If You Don’t Understand People, You Don’t Understand Business
Something I come back to, again and again - in therapy, in team work, in leadership, in relationships - is this:
We’re wired to fix.
Someone’s upset, struggling, underperforming. Someone’s angry with us. Or distant. Or something just feels off.
And if we’re human - if we can feel the pain of another, the pull is always going to be strong to fix it. To make it better.
Because underneath our offer of help, whether we realise it or not, what we’re often trying to do is soothe ourselves.
We want the discomfort to stop. And if we can solve the problem quickly, then maybe that tension in our chest will ease too.
But what I’ve learned - and keep re-learning - is that connection comes before correction.
Always.
In every setting.
Therapy room. Boardroom. Living room.
If someone’s in a hole, and you rush to throw down a ladder without even getting a sense of where they are or how they got there… you miss it. You miss them.
And weirdly, the ladder often doesn’t even help because they’re not ready to climb out yet.
And so often, the moment someone feels that you’re trying to fix them before you’ve understood them, they shut down. The defences go up. The shutters come down… Even if the advice is brilliant… Even if the solution is spot on (I know… it’s so frustrating that they just can’t hear it…)
But that’s just it - there’s a part of the brain that just can’t hear it.
I’ve talked before about how our brains are designed for threat detection and protection. And when we’re feeling deeply (in threat and protection), we’re not in a place to reflect or collaborate or take on feedback. The primal part of our brain is just trying to survive.
So when we talk about leadership - and business - and emotional intelligence - this is the bit that so often gets skipped. Most people know the right thing they should probably say. The challenge is that when you step into the emotion with someone, you often lose your ability to ‘feel and deal’ (just like I spoke about here).

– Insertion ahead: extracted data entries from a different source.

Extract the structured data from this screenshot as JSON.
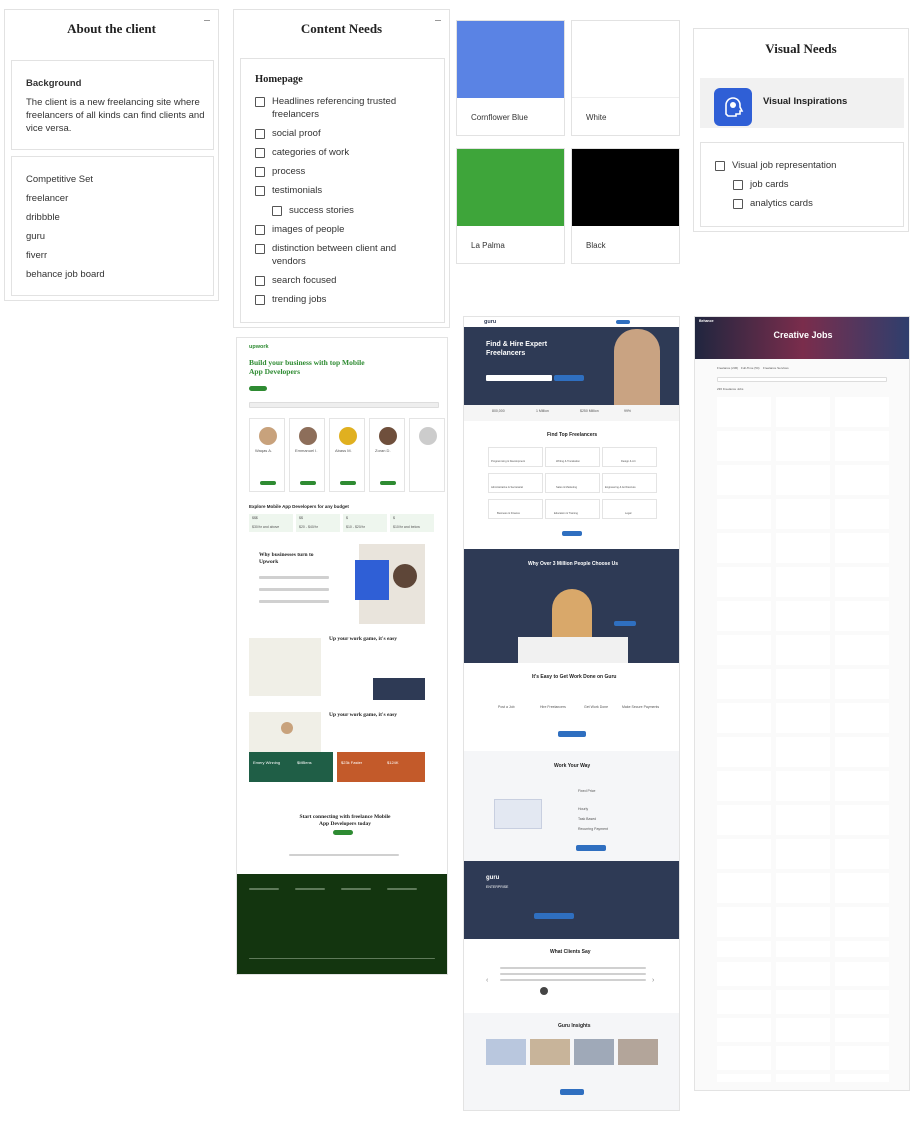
{
  "client": {
    "title": "About the client",
    "background_heading": "Background",
    "background_text": "The client is a new freelancing site where freelancers of all kinds can find clients and vice versa.",
    "competitive_heading": "Competitive Set",
    "competitors": [
      "freelancer",
      "dribbble",
      "guru",
      "fiverr",
      "behance job board"
    ]
  },
  "content": {
    "title": "Content Needs",
    "section": "Homepage",
    "items": [
      {
        "label": "Headlines referencing trusted freelancers",
        "indent": false
      },
      {
        "label": "social proof",
        "indent": false
      },
      {
        "label": "categories of work",
        "indent": false
      },
      {
        "label": "process",
        "indent": false
      },
      {
        "label": "testimonials",
        "indent": false
      },
      {
        "label": "success stories",
        "indent": true
      },
      {
        "label": "images of people",
        "indent": false
      },
      {
        "label": "distinction between client and vendors",
        "indent": false
      },
      {
        "label": "search focused",
        "indent": false
      },
      {
        "label": "trending jobs",
        "indent": false
      }
    ]
  },
  "palette": [
    {
      "name": "Cornflower Blue",
      "hex": "#5a83e4"
    },
    {
      "name": "White",
      "hex": "#ffffff"
    },
    {
      "name": "La Palma",
      "hex": "#3ea53a"
    },
    {
      "name": "Black",
      "hex": "#000000"
    }
  ],
  "visual": {
    "title": "Visual Needs",
    "inspirations_label": "Visual Inspirations",
    "inspirations_icon": "brain-head-icon",
    "items": [
      {
        "label": "Visual job representation",
        "indent": false
      },
      {
        "label": "job cards",
        "indent": true
      },
      {
        "label": "analytics cards",
        "indent": true
      }
    ]
  },
  "screens": {
    "upwork": {
      "brand": "upwork",
      "headline": "Build your business with top Mobile App Developers",
      "budget_heading": "Explore Mobile App Developers for any budget",
      "why_heading": "Why businesses turn to Upwork",
      "game_heading": "Up your work game, it's easy",
      "stat_left": "Emery Winning",
      "stat_mid": "$MBens",
      "stat_right": "$23k Faster",
      "stat_right2": "$124K",
      "cta_heading": "Start connecting with freelance Mobile App Developers today",
      "freelancer_names": [
        "Waqas A.",
        "Emmanuel I.",
        "Abass M.",
        "Zoran D."
      ],
      "budgets": [
        "$$$",
        "$$",
        "$",
        "$"
      ],
      "budget_ranges": [
        "$30/hr and above",
        "$20 - $40/hr",
        "$10 - $20/hr",
        "$10/hr and below"
      ]
    },
    "guru": {
      "brand": "guru",
      "hero": "Find & Hire Expert Freelancers",
      "top_heading": "Find Top Freelancers",
      "why_heading": "Why Over 3 Million People Choose Us",
      "easy_heading": "It's Easy to Get Work Done on Guru",
      "way_heading": "Work Your Way",
      "enterprise": "ENTERPRISE",
      "clients_heading": "What Clients Say",
      "insights_heading": "Guru Insights",
      "stats": [
        "800,000",
        "1 Million",
        "$250 Million",
        "99%"
      ],
      "categories": [
        "Programming & Development",
        "Writing & Translation",
        "Design & Art",
        "Administrative & Secretarial",
        "Sales & Marketing",
        "Engineering & Architecture",
        "Business & Finance",
        "Education & Training",
        "Legal"
      ],
      "steps": [
        "Post a Job",
        "Hire Freelancers",
        "Get Work Done",
        "Make Secure Payments"
      ],
      "payments": [
        "Fixed Price",
        "Hourly",
        "Task Based",
        "Recurring Payment"
      ]
    },
    "behance": {
      "brand": "Behance",
      "hero": "Creative Jobs",
      "tabs": [
        "Freelance (236)",
        "Full-Time (54)",
        "Freelance Services"
      ],
      "count": "236 Freelance Jobs"
    }
  }
}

Businesses are built on relationships. And relationships rely on safety. Not just knowing what to say, but being able to stay calm and present when someone else is struggling, or when something's not going the way you wanted, or when you're triggered and every part of you wants to react or shut down or walk out.
That’s the real work. And it’s learnable (even if that’s not a word)... It really is learnable.
It starts with you. With knowing your own patterns. Your own stuff.
How you respond to stress. What gets under your skin. Where it comes from.
And how to pause long enough to notice what’s happening, so that you don’t get swept away by it.
And when you can learn to do that…
If you can regulate your own nervous system, even in the middle of something hard…
If you can stay curious instead of jumping to fix…
Then you start showing up differently.
Not reactive. Not trying to control it all.
And from there, you can actually help.
You can support the other person to think clearly again.
To climb out of the hole, on their own terms.
And, that’s what builds strength.
And that’s what makes people want to follow you, work with you, stay with you.
And when you get people - really get them - that’s when you understand business…
So there… boom… That’s my 5 minute take this week.
I wrote this article while walking (all my best thinking happens when I walk), and maybe you can hear the energy that brought with it…
And now, I’m off for a long weekend of dog-shows and bouncy castles.
Wishing you all a truly good bank holiday.